In learning and gamification design, we may often have to work with what is considered “boring” material. Now, I challenge that, because for every person that calls some content boring there is typically also another who values it greatly. So there is more to this than meets the eye, in my view.
In each piece of content from compliance to science to history, art, etc. there is always an angle that makes it interesting. To unlock a sense of curiosity in the consumer of this content, takes effort in gaining an understanding of both sides of the boring fence and also of the reasons for consuming or having to consume the given material. We have often started with a very dry pdf document or powerpoint presentation and looked for a story.
Let’s take the subject of fraud prevention for example, to some off the charts boring and for others mighty important for everyone in a company to understand. The thing is most employees, don’t see how they could be stringed into fraudulent behaviour unknowingly. So the great interest peaking part here is to send them exactly down that slippery slope of doing a regular days work and yet acting fraudulently in a simulated story environment. I have to say, it made the content become real and relevant all of a sudden. The learning discussion after was something most fraud preventers would mostly dream of.
Another way of dealing with some of this subject matter is to create a storyline where the individuals have to deal with the aftermath of a situation gone wrong. They become the root cause detective, public relations manager and internal communications manager for the disaster in front of them. The more industry or company related examples you can bring in, the better.
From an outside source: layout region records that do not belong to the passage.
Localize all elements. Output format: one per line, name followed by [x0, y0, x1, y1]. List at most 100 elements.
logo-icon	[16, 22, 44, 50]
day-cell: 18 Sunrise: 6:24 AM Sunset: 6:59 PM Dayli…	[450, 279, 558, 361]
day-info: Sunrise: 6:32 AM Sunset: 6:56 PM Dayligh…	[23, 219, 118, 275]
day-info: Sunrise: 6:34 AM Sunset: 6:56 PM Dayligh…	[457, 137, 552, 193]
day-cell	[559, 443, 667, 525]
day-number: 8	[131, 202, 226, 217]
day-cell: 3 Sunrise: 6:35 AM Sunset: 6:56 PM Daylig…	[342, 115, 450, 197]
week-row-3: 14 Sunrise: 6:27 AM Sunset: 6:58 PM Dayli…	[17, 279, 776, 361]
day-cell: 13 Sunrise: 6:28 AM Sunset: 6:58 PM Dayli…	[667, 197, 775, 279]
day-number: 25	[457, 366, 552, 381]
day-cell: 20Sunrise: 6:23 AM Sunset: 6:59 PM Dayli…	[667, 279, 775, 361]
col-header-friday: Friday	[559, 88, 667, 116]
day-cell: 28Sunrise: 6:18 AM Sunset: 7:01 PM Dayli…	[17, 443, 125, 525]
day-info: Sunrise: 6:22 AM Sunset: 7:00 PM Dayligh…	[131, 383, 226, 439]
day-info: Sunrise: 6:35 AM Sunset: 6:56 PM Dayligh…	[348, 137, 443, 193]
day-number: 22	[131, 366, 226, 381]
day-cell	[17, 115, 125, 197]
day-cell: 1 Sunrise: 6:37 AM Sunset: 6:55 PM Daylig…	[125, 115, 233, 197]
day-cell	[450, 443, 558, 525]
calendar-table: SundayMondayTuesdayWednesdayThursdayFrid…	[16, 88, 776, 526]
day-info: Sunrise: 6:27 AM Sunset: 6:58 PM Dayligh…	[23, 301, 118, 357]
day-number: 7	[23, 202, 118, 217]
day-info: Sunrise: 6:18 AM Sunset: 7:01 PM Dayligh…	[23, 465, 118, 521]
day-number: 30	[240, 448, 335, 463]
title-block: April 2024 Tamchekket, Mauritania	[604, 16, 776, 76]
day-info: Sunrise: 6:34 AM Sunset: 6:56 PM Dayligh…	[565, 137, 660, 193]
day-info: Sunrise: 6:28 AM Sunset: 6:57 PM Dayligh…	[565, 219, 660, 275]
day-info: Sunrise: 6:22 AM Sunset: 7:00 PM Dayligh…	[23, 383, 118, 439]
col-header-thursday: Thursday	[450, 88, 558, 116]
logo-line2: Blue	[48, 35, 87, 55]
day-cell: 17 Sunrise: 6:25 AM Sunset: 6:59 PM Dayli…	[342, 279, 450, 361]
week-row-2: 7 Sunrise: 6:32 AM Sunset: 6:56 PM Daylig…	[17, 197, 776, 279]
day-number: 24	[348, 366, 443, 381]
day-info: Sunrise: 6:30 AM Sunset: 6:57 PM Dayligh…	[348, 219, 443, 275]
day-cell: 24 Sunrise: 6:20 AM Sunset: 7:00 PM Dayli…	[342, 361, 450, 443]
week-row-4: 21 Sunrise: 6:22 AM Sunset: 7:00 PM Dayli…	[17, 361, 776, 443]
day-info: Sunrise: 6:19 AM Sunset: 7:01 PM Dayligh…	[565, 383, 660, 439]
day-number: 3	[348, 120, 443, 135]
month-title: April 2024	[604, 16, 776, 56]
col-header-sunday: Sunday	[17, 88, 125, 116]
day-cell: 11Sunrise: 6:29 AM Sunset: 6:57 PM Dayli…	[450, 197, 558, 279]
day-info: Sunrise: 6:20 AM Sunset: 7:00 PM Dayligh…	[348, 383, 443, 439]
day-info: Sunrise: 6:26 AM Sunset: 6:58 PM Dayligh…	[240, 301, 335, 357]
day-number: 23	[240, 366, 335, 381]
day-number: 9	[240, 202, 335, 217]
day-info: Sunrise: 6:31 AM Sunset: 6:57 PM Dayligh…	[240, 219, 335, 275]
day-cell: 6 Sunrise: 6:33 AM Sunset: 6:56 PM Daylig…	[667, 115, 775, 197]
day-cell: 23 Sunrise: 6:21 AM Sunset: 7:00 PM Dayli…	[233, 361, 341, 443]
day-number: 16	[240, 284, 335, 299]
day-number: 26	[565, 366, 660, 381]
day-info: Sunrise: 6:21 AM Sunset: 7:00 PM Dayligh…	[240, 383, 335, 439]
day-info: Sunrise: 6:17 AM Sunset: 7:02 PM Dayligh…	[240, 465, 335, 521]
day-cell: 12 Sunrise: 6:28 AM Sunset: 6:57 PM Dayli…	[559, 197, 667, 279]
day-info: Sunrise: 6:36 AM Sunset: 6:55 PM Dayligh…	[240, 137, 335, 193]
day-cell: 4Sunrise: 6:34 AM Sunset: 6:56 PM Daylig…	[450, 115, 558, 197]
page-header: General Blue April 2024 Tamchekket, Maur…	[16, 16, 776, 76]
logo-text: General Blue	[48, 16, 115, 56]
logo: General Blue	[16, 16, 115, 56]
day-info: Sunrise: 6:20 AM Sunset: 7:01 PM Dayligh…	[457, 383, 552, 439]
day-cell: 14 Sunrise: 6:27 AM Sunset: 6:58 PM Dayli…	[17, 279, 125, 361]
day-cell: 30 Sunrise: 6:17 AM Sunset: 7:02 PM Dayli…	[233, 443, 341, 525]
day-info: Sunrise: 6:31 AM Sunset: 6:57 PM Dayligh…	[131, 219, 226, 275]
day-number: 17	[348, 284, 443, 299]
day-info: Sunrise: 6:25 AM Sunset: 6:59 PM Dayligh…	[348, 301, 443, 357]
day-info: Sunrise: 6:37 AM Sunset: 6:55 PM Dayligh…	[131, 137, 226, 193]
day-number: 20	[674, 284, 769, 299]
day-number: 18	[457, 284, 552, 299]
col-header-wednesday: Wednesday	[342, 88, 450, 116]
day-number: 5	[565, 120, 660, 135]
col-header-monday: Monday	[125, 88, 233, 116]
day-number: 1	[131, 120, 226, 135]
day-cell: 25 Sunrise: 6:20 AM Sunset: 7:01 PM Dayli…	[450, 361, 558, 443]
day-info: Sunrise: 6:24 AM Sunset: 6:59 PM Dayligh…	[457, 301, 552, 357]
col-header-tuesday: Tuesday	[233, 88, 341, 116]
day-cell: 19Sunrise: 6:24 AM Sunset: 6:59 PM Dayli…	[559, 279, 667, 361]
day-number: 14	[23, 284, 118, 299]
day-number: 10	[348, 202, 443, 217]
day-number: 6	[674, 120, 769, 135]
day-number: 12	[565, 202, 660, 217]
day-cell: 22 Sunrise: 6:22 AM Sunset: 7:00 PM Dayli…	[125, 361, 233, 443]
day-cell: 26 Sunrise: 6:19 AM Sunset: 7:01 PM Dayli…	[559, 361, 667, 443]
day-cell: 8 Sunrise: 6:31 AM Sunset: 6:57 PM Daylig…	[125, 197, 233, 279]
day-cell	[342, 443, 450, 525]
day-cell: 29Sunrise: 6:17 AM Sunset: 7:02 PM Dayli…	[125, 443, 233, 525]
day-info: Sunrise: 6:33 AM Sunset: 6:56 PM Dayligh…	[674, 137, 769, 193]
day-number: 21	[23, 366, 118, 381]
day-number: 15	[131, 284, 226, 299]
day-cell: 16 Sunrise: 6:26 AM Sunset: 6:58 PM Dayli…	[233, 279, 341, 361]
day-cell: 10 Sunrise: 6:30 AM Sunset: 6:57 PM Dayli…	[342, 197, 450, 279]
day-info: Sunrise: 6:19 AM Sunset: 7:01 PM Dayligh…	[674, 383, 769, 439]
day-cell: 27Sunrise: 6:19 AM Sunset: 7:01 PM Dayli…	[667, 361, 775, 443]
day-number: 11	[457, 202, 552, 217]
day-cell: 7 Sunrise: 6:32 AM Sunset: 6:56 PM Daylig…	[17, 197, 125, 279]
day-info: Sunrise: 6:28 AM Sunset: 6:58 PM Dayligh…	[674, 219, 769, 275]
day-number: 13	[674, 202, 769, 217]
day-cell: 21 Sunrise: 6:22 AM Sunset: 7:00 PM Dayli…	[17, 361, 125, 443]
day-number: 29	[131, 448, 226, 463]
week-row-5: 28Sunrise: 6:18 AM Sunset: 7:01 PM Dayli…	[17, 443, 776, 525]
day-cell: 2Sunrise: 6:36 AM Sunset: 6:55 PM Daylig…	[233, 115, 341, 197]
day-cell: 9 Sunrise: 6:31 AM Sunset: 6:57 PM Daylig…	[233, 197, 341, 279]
It gives a totally different perspective and possibly one most employees would never have considered.
This is where the storyline becomes the lead gamification dynamic and drives the conversation that follows.
The purpose of the story is to make people think and to force them to make choices. Choices that may seem innocent and yet could lead you down a dark road, where backing out becomes even more risky. Giving them the lead role of resolving the situation. All these elements aim to create a sense of “I wonder if this happened to me for real, what would I do?”. At this point you as the story teller unlock the potential to make a difference in awareness and hence the learner has the choice to adapt their behaviour and think twice in future.